Erste Group Bank (EBS) Q2 2025 earnings summary
Event summary combining transcript, slides, and related documents.
Q2 2025 earnings summary
31 Oct, 2025Executive summary
Acquisition of a 49% stake in Santander Bank Polska announced, expected to drive EPS uplift from 2026 and enhance growth profile; first-time consolidation targeted around year-end 2025.
Strong top-line performance led to a guidance upgrade, with net interest income and fees up year-over-year and quarter-over-quarter, offsetting lower trading results and one-off rental income in the prior year.
Net profit reached EUR 1,665 million for the first six months of 2025, up 2.2% year-over-year.
Operating expenses increased mainly due to higher personnel, IT, marketing, and consulting costs.
Risk costs rose slightly due to lower overlay releases, but asset quality remains robust.
Financial highlights
Net profit for Q2 2025 reached EUR 921 million; H1 2025 net profit up 2.2% year-over-year to EUR 1,665 million.
Net interest income exceeded EUR 1.9 billion in Q2, up 2.7% year-to-date; net fee and commission income up 8.3% year-over-year.
Return on tangible equity rose to 19.5% in Q2 25 from 17.2% in Q2 24.
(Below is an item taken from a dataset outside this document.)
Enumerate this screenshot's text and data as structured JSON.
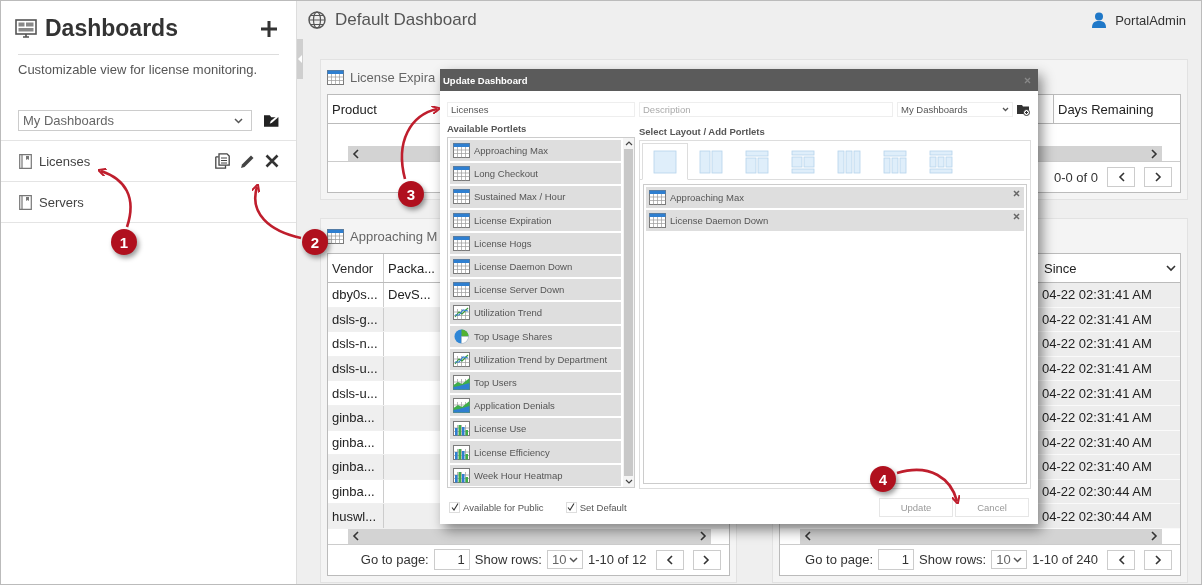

Cost/income ratio at 47.5% year-to-date, within guidance of below 50%.
Earnings per share reached €2.11 in Q2 25, up from €1.87 in Q2 24.
Outlook and guidance
2025 guidance upgraded: loan growth target raised to above 5%, NII to grow, fee income to grow over 5%, CIR to below 50%, risk costs to about 20 bps, and ROTE to above 15%.
Return on tangible equity outlook raised to above 15% for 2025; 2026 projections confirmed at 19% RoTE and over 20% EPS uplift.
CET1 ratio expected to exceed 18.25% before Santander Bank Polska consolidation.
CET1 ratio target set at above 18.25% for 2025, with a temporary reduction in dividend payout to support the Santander Polska acquisition.
Risks to guidance include political, regulatory, geopolitical, economic, and health factors, as well as indirect effects from international conflicts.